Councillors will also consider future capital spend as part of a medium term financial strategy at Thursday's meeting.

Greater certainty for the estimated budget gap for 2022/23 may be possible over the coming weeks as details of the local government funding settlement become clear and if pay award negotiations come to a conclusion.

While the average annual budget gap is around £15 million, a gap of £9 million to £34 million is considered possible for financial year 2022/23 alone, with a potential five-year gap up to £120 million.

Councillors will be asked to consider a 15-year capital investment programme of £658.132 million which aligns with the council’s long term strategic aims and reflects long term budget planning.

This is in addition to the current approved programme of projects which totals £281.762 million giving a combined programme value of £938.894 million.

In a statement, the council said: "The level of capital investment that the council has been making over recent years and intends to make over the next three years (over £100 millio n in each of those years) cannot be sustained indefinitely without a substantial increase in the loans charges budget.

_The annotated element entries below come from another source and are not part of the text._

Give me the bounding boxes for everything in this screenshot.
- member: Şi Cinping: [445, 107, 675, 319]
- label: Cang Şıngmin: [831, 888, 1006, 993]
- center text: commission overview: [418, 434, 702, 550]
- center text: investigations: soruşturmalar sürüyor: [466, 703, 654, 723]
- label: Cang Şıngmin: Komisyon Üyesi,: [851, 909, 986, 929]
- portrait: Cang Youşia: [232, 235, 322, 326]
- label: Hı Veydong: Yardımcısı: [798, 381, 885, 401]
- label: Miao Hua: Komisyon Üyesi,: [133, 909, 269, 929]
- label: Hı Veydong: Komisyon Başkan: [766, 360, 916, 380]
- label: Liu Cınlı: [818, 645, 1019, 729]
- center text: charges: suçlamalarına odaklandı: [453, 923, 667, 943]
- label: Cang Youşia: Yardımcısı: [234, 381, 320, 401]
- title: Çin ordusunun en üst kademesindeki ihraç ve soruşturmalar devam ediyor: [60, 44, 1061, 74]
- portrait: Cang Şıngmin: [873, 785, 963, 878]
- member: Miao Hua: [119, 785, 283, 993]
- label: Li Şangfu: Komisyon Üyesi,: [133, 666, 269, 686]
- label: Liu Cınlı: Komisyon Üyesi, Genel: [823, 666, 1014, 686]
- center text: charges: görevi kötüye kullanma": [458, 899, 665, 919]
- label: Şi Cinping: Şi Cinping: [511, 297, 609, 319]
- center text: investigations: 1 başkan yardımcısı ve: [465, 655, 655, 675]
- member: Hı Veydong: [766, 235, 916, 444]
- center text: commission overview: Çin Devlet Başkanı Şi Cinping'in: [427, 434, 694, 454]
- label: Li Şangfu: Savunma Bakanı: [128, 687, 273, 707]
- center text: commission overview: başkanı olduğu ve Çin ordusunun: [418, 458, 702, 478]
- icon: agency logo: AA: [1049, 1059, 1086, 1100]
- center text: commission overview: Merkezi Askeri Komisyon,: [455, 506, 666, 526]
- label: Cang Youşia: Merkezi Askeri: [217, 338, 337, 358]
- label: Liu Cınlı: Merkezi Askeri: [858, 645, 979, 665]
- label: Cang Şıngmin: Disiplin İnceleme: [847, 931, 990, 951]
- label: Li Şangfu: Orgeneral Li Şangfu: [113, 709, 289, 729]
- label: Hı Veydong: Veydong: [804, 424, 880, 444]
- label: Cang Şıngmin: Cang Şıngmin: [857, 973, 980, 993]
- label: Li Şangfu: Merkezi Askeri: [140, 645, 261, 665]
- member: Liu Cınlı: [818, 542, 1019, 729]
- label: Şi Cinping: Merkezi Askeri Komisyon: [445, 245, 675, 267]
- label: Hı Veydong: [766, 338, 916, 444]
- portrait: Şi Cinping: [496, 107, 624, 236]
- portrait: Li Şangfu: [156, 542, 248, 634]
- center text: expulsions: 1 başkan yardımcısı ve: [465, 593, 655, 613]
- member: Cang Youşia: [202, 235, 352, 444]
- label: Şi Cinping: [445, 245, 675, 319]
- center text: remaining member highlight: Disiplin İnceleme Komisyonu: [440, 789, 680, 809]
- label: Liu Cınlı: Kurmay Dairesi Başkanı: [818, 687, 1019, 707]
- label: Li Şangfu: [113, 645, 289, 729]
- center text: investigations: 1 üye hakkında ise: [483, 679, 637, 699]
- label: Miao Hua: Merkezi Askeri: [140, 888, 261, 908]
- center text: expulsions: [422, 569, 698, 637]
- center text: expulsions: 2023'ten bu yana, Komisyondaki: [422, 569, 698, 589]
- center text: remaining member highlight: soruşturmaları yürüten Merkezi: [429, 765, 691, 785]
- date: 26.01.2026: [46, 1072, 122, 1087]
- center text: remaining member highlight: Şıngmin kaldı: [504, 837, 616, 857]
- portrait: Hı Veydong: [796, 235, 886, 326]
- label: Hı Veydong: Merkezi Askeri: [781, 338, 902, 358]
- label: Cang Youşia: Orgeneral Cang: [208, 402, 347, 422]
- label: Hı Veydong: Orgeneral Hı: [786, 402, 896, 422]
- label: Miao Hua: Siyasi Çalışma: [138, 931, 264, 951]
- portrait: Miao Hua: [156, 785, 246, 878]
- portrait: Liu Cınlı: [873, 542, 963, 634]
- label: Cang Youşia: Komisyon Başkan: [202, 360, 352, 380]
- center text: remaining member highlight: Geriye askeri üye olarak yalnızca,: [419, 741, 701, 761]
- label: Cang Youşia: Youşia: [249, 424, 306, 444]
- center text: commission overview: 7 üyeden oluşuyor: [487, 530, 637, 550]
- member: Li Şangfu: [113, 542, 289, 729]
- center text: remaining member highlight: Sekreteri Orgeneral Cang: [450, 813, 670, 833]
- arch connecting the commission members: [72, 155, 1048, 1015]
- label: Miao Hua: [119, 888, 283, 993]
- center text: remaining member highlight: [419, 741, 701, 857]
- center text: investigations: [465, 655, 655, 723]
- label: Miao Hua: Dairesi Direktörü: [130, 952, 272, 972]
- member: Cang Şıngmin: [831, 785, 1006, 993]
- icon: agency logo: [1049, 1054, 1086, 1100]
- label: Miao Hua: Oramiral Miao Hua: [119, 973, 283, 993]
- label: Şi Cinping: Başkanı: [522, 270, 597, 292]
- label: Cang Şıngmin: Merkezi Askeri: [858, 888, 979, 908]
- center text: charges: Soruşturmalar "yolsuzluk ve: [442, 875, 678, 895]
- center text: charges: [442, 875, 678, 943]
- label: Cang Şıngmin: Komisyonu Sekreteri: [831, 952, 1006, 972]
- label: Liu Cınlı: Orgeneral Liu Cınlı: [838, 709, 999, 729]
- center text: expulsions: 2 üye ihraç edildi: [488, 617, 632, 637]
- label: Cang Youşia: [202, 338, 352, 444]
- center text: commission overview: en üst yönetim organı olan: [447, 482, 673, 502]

"The impact of not being able to sustain that level of investment may result in the overall condition of the council’s assets deteriorating or may lead to the interruption of, or inability to sustain, current service levels.

"It is in the context of this outlook that members need to consider the affordability of capital investment."

Depute leader Alasdair Christie said: "The capital programme needs to balance the competing demands for the limited resources available to us.

"There are huge needs across our vast school estate, thousands of km of roads and bridges, as well as meeting statutory health and safety requirements.

"We have already made the biggest investment in recent years in our Highland roads.

"However, it is simply not possible to address all the needs identified within the proposed programme as a council alone.

"We need to prioritise where funding will provide best value and maximise local economic opportunities.

"The proposed capital programme represents an ambitious and pro-active approach to addressing challenges, capitalising on the opportunities and investing in the long term future of the Highlands."

Council leader Margaret Davidson added: "The council’s capital programme also needs to play a pivotal role in addressing the organisation’s duty to tackle climate change and achieve net zero. "Rationalisation of our huge estate, getting rid of crumbling buildings and reducing the energy bills and repurposing some of the buildings we keep is essential.

"At the last full Council meeting, we agreed that we must reduce, re-use, recycle and re-purpose before considering the creation of new assets.

"Only where none of these options are deliverable or appropriate, should the focus be on building new, and even then these new assets must be as carbon neutral as possible.

"It must be recognised that this comes at a cost that has to be met up front, whilst the benefits can take many years to accrue."